Tuesday, March 14, 2006

Purim, Jews and Monotheism

It is well known that the book of Esther does not contain God's name explicitly, although tradition finds various hints to it. I think the following qualifies as an interesting hint.

The book of Esther refers to the Jews as "Yehudim" (Judeans or Jews) rather than as "Yisrael" or "Bnei Yisrael," and Mordechai is specifically called "Ish Yehudi." The Gemara (Megillah 13a) explains that Mordechai was called "Ish Yehudi" because anyone who rejects idolatry is called a "Yehudi." The Maharsha explains that within the name Yehudah is the Tetragrammaton. Therefore, righteous Gentiles should also be called with God's name.

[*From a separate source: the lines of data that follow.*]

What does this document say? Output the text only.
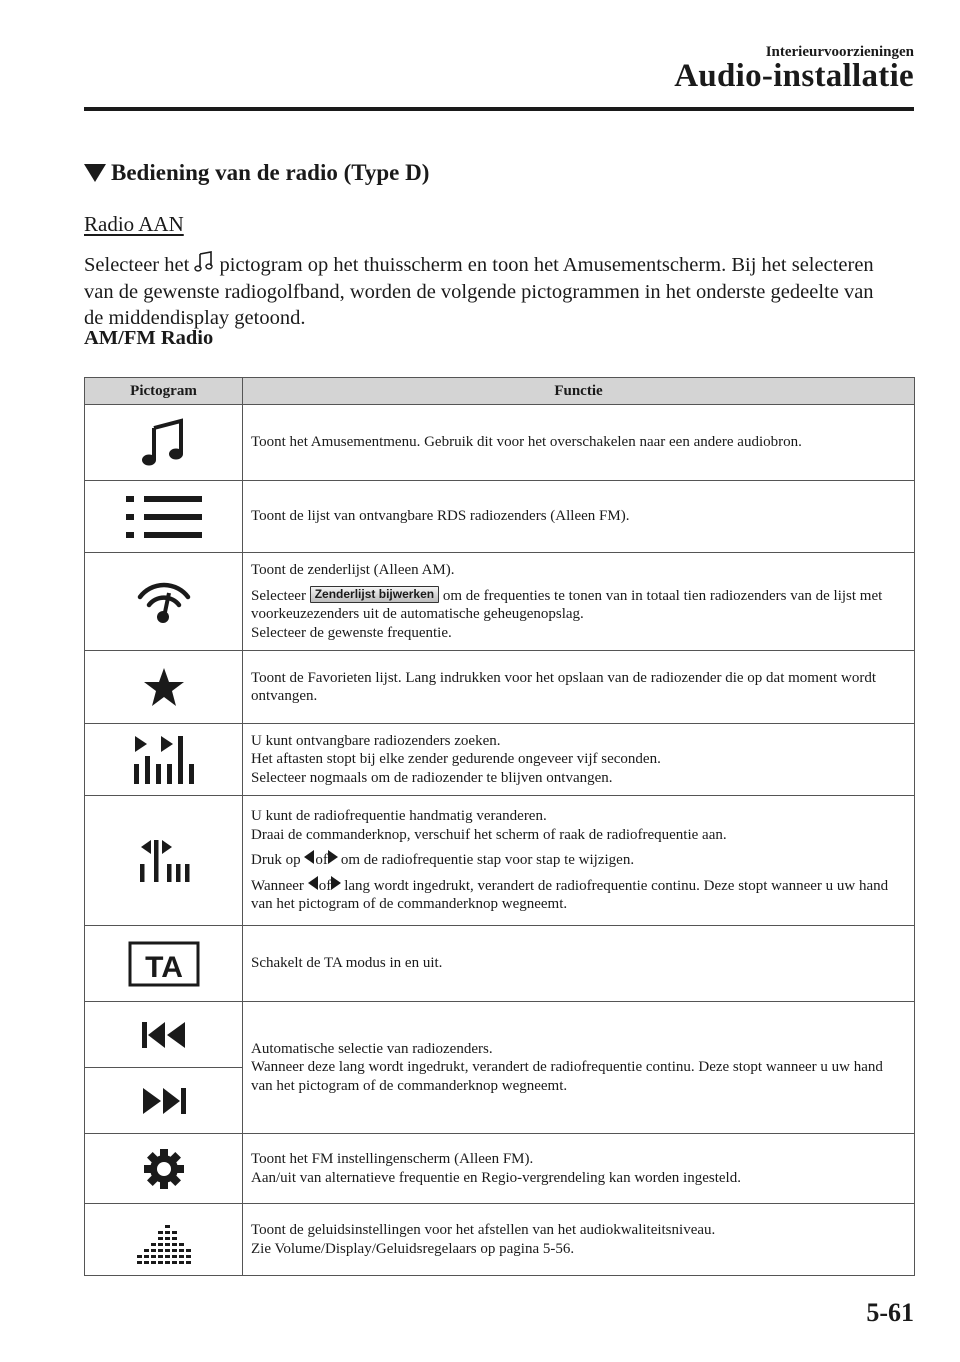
Interieurvoorzieningen
Audio-installatie
Bediening van de radio (Type D)
Radio AAN
Selecteer het  pictogram op het thuisscherm en toon het Amusementscherm. Bij het selecteren van de gewenste radiogolfband, worden de volgende pictogrammen in het onderste gedeelte van de middendisplay getoond.
AM/FM Radio
Pictogram	Functie

Toont het Amusementmenu. Gebruik dit voor het overschakelen naar een andere audiobron.

Toont de lijst van ontvangbare RDS radiozenders (Alleen FM).

Toont de zenderlijst (Alleen AM).
Selecteer Zenderlijst bijwerken om de frequenties te tonen van in totaal tien radiozenders van de lijst met voorkeuzezenders uit de automatische geheugenopslag.
Selecteer de gewenste frequentie.

Toont de Favorieten lijst. Lang indrukken voor het opslaan van de radiozender die op dat moment wordt ontvangen.

U kunt ontvangbare radiozenders zoeken.
Het aftasten stopt bij elke zender gedurende ongeveer vijf seconden.
Selecteer nogmaals om de radiozender te blijven ontvangen.

U kunt de radiofrequentie handmatig veranderen.
Draai de commanderknop, verschuif het scherm of raak de radiofrequentie aan.
Druk op of om de radiofrequentie stap voor stap te wijzigen.
Wanneer of lang wordt ingedrukt, verandert de radiofrequentie continu. Deze stopt wanneer u uw hand van het pictogram of de commanderknop wegneemt.

TA	Schakelt de TA modus in en uit.

Automatische selectie van radiozenders.
Wanneer deze lang wordt ingedrukt, verandert de radiofrequentie continu. Deze stopt wanneer u uw hand van het pictogram of de commanderknop wegneemt.

Toont het FM instellingenscherm (Alleen FM).
Aan/uit van alternatieve frequentie en Regio-vergrendeling kan worden ingesteld.

Toont de geluidsinstellingen voor het afstellen van het audiokwaliteitsniveau.
Zie Volume/Display/Geluidsregelaars op pagina 5-56.
5-61
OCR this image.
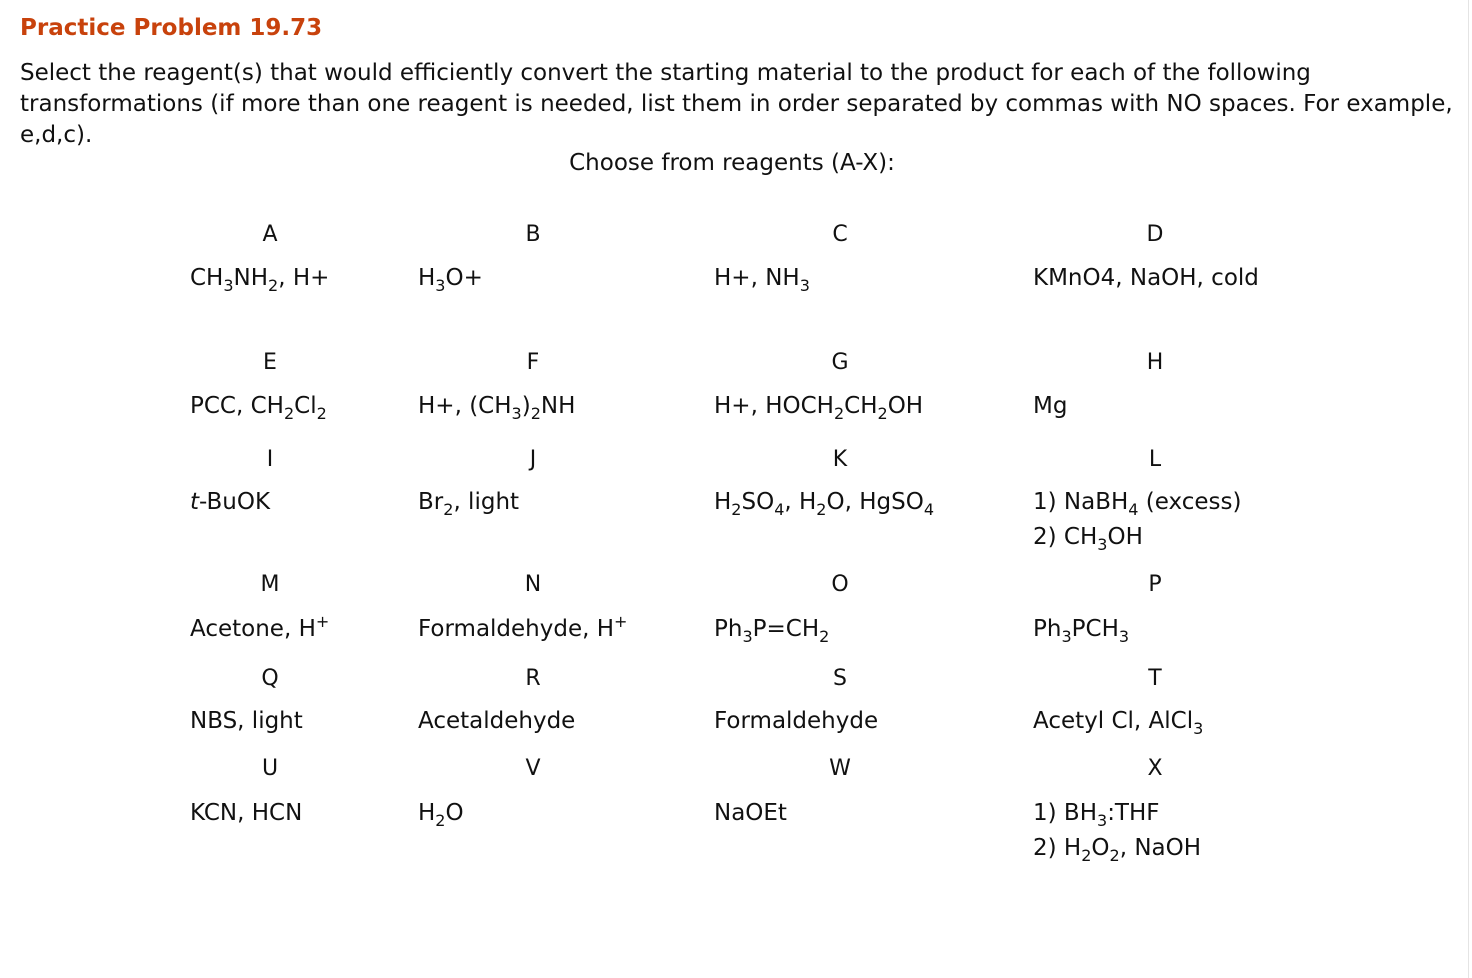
Practice Problem 19.73
Select the reagent(s) that would efficiently convert the starting material to the product for each of the following transformations (if more than one reagent is needed, list them in order separated by commas with NO spaces. For example, e,d,c).
Choose from reagents (A-X):
A
$CH_3NH_2$, H+
B
$H_3O+$
C
H+, $NH_3$
D
KMnO4, NaOH, cold
E
PCC, $CH_2Cl_2$
F
H+, $(CH_3)_2NH$
G
H+, $HOCH_2CH_2OH$
H
Mg
I
t-BuOK
J
$Br_2$, light
K
$H_2SO_4$, $H_2O$, HgSO$_4$
L
1) NaBH$_4$ (excess)
2) $CH_3OH$
M
Acetone, H+
N
Formaldehyde, H+
O
$Ph_3P=CH_2$
P
$Ph_3PCH_3$
Q
NBS, light
R
Acetaldehyde
S
Formaldehyde
T
Acetyl Cl, AlCl$_3$
U
KCN, HCN
V
$H_2O$
W
NaOEt
X
1) $BH_3:THF$
2) $H_2O_2$, NaOH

I saw a question on this quoted from R. Raphael Katz (Hamburger) in his Responsa Ve-Shav Ha-Kohen, no. 38. Why would a specifically Jewish name like "Yehudah" or "Yehudi" be used to refer to someone who rejects idolatry? Noahides -- Gentiles who are bound by the seven laws of Noah -- are also obligated to reject idolatry! If so, any good Gentile should also be called an "Ish Yehudi", which is clearly a preposterous suggestion. R. Katz answers that, according to some posekim, Gentiles are only obligated to reject outright idolatry but they are allowed to worship God and other beings -- shituf. Since Gentiles are not obligated to fully reject idolatry while Jews are, Jews are called "Yehudim" with God's name in it. (Note that this follows the position of R. Moshe Isserles [See Shakh, Yoreh De'ah 251:7] and those who agree with him. There are other significant authorities who disagree. See Pischei Teshuvah, Yoreh De'ah 147:2.)

This concept can explain an interesting biblical story. When Rus told Naomi that she would be going with her, she used a phrasing that is considered to be an explanation of the basic concepts of conversion. One of her phrases is "Your God is my God" (Ruth 1:16). The Maharsha (Yevamos 47b) asks how this is significant, since Gentiles are also obligated to worship God. The Torah Temimah (Ruth 1:65) answers that if Gentiles are allowed to worship God and other beings (shituf), then Rus was declaring her allegiance to God alone and accepting the obligation to worship only God.